Example: (patient abc ghi has 2 diagnoses so their lab events are duplicated, 1 for each diagnosis).
labeventId Patient Lab result Diagnosis
1 abc 1.6 Diabetes 1
1 abc 1.6 Diabetes 2
2 abc 5.0 Diabetes 1
2 abc 5.0 Diabetes 2
3 def 4 Diabetes 1
4 ghi 2.0 Diabetes 1
4 ghi 2,0 Diabetes 2
Using the above would result in counting a single labevent twice (1.6, 1.6). We want to count each event once only no matter how many diagnoses there are.

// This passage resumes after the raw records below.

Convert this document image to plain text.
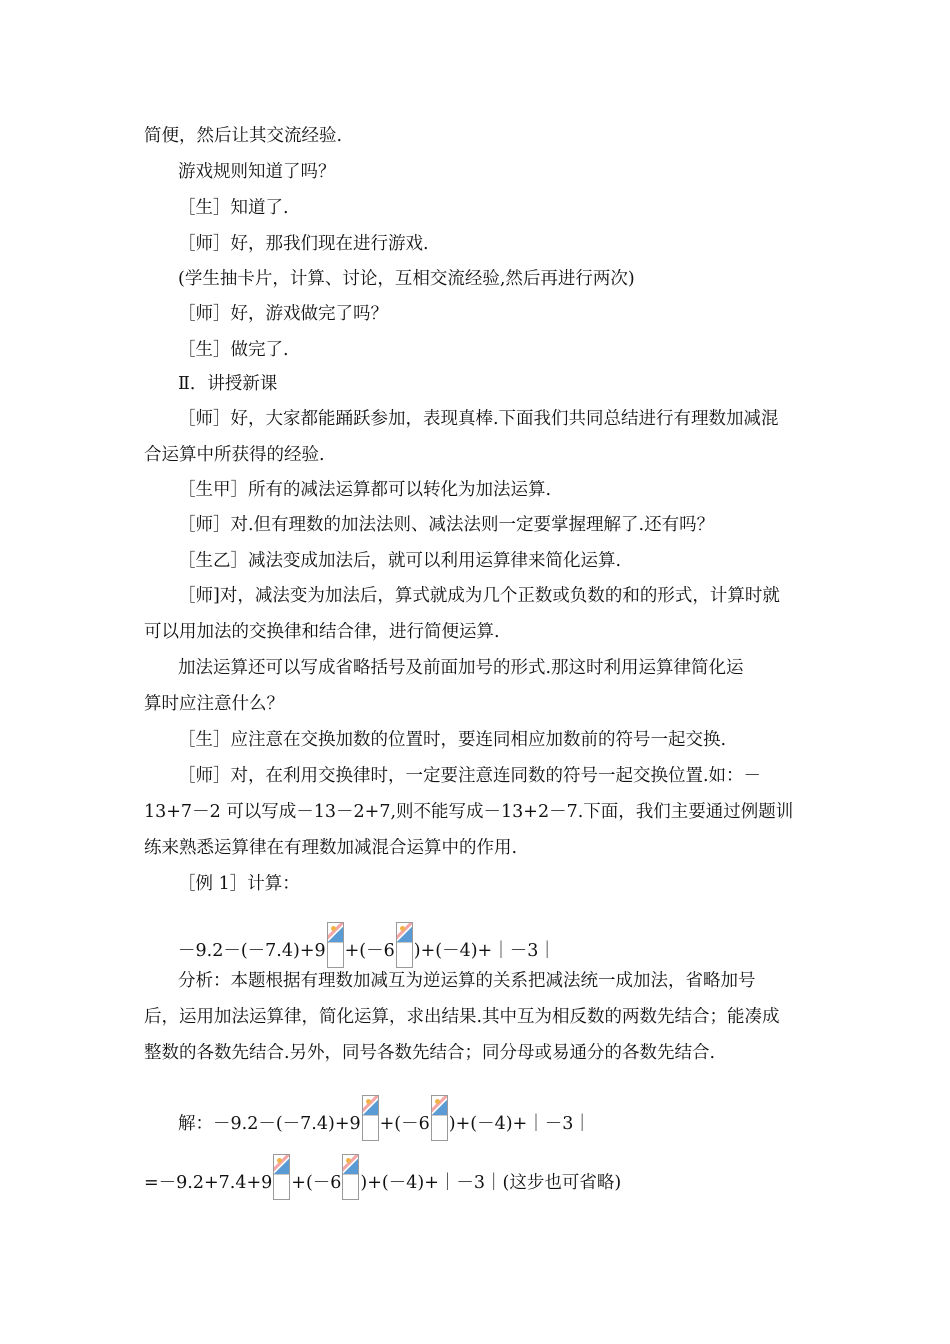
简便，然后让其交流经验.
游戏规则知道了吗？
［生］知道了.
［师］好，那我们现在进行游戏.
(学生抽卡片，计算、讨论，互相交流经验,然后再进行两次)
［师］好，游戏做完了吗？
［生］做完了.
Ⅱ．讲授新课
［师］好，大家都能踊跃参加，表现真棒.下面我们共同总结进行有理数加减混
合运算中所获得的经验.
［生甲］所有的减法运算都可以转化为加法运算.
［师］对.但有理数的加法法则、减法法则一定要掌握理解了.还有吗？
［生乙］减法变成加法后，就可以利用运算律来简化运算.
［师]对，减法变为加法后，算式就成为几个正数或负数的和的形式，计算时就
可以用加法的交换律和结合律，进行简便运算.
加法运算还可以写成省略括号及前面加号的形式.那这时利用运算律简化运
算时应注意什么？
［生］应注意在交换加数的位置时，要连同相应加数前的符号一起交换.
［师］对，在利用交换律时，一定要注意连同数的符号一起交换位置.如：－
13+7－2 可以写成－13－2+7,则不能写成－13+2－7.下面，我们主要通过例题训
练来熟悉运算律在有理数加减混合运算中的作用.
［例 1］计算：
－9.2－(－7.4)+9 +(－6 )+(－4)+｜－3｜
分析：本题根据有理数加减互为逆运算的关系把减法统一成加法，省略加号
后，运用加法运算律，简化运算，求出结果.其中互为相反数的两数先结合；能凑成
整数的各数先结合.另外，同号各数先结合；同分母或易通分的各数先结合.
解：－9.2－(－7.4)+9 +(－6 )+(－4)+｜－3｜
=－9.2+7.4+9 +(－6 )+(－4)+｜－3｜(这步也可省略)
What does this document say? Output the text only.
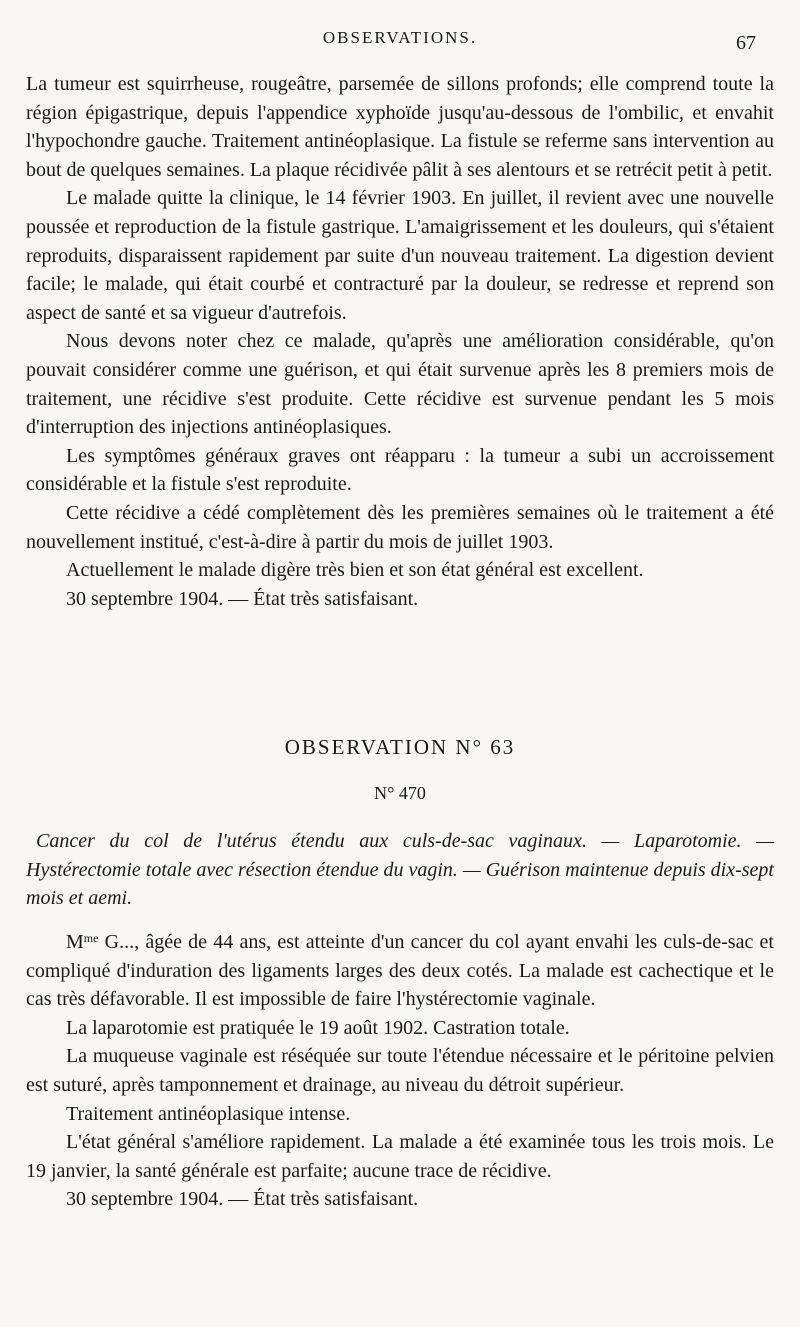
OBSERVATIONS.	67

La tumeur est squirrheuse, rougeâtre, parsemée de sillons profonds; elle comprend toute la région épigastrique, depuis l'appendice xyphoïde jusqu'au-dessous de l'ombilic, et envahit l'hypochondre gauche. Traitement antinéoplasique. La fistule se referme sans intervention au bout de quelques semaines. La plaque récidivée pâlit à ses alentours et se retrécit petit à petit.

Le malade quitte la clinique, le 14 février 1903. En juillet, il revient avec une nouvelle poussée et reproduction de la fistule gastrique. L'amaigrissement et les douleurs, qui s'étaient reproduits, disparaissent rapidement par suite d'un nouveau traitement. La digestion devient facile; le malade, qui était courbé et contracturé par la douleur, se redresse et reprend son aspect de santé et sa vigueur d'autrefois.

Nous devons noter chez ce malade, qu'après une amélioration considérable, qu'on pouvait considérer comme une guérison, et qui était survenue après les 8 premiers mois de traitement, une récidive s'est produite. Cette récidive est survenue pendant les 5 mois d'interruption des injections antinéoplasiques.

Les symptômes généraux graves ont réapparu : la tumeur a subi un accroissement considérable et la fistule s'est reproduite.

Cette récidive a cédé complètement dès les premières semaines où le traitement a été nouvellement institué, c'est-à-dire à partir du mois de juillet 1903.

Actuellement le malade digère très bien et son état général est excellent.

30 septembre 1904. — État très satisfaisant.

OBSERVATION N° 63
N° 470

Cancer du col de l'utérus étendu aux culs-de-sac vaginaux. — Laparotomie. — Hystérectomie totale avec résection étendue du vagin. — Guérison maintenue depuis dix-sept mois et aemi.

$M^{me}$ G..., âgée de 44 ans, est atteinte d'un cancer du col ayant envahi les culs-de-sac et compliqué d'induration des ligaments larges des deux cotés. La malade est cachectique et le cas très défavorable. Il est impossible de faire l'hystérectomie vaginale.

La laparotomie est pratiquée le 19 août 1902. Castration totale.

La muqueuse vaginale est réséquée sur toute l'étendue nécessaire et le péritoine pelvien est suturé, après tamponnement et drainage, au niveau du détroit supérieur.

Traitement antinéoplasique intense.

L'état général s'améliore rapidement. La malade a été examinée tous les trois mois. Le 19 janvier, la santé générale est parfaite; aucune trace de récidive.

30 septembre 1904. — État très satisfaisant.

What is the best way to model this:
a. Include the diagnosis in the lab result dataset
b. have a separate table with the patientid and diagnoses and join to the labevent based on patient.
In either one how can we ensure the actual lab results don't get duplicated/inflated based on the number of diagnoses?
Solved! Go to Solution.
I resolved this by including the diagnosis in the main result data. Even though there are multiple records per lab event if there is more than one diagnosis to a patient, the measures are not duplicating their values.
I believe the true correct model would be to have a separate table for patients and a separate table with patientId, diagnosis. Then to relate Patient > PatientDiagnosis and relate "labEvent" to Patient. However, when I did this, regardless of the crossjoin and cardinality configuration of the joins/relationships, the measures were not calculating correctly so I had to resort to including the diagnosis in the main labEvent table and not use relationships.
Hi @CB,
You may create a calculated table with the formula below.
Table = SUMMARIZE ( 'Table1'; 'Table1'[Labeventid]; 'Table1'[Patient]; "result"; CALCULATE ( MAX ( Table1[Lab result] ); FILTER ( ALL ( Table1 ); 'Table1'[Labeventid] = MAX ( 'Table1'[Labeventid] ) && 'Table1'[Patient] = MAX ( 'Table1'[Patient] ) ) ) )
Then you will get the out put below.
For more details, you could have a reference of the test file attached below.
Best Regards,
Cherry
Hello,
Thank you for your input (apologies for the delay in getting back to this). The calculated table would not suffice as all my slicers still need to be taken into account. Is there a way I can do something like a subquery that says "pull all the patients that have a diagnosis in ( table that holds patientid , diagnosis) " rather than say join the lab event data to the diagnosis data which would pull multiple records of each labevent if there were multiple diagnoses?
I resolved this by including the diagnosis in the main result data. Even though there are multiple records per lab event if there is more than one diagnosis to a patient, the measures are not duplicating their values.
I believe the true correct model would be to have a separate table for patients and a separate table with patientId, diagnosis. Then to relate Patient > PatientDiagnosis and relate "labEvent" to Patient. However, when I did this, regardless of the crossjoin and cardinality configuration of the joins/relationships, the measures were not calculating correctly so I had to resort to including the diagnosis in the main labEvent table and not use relationships.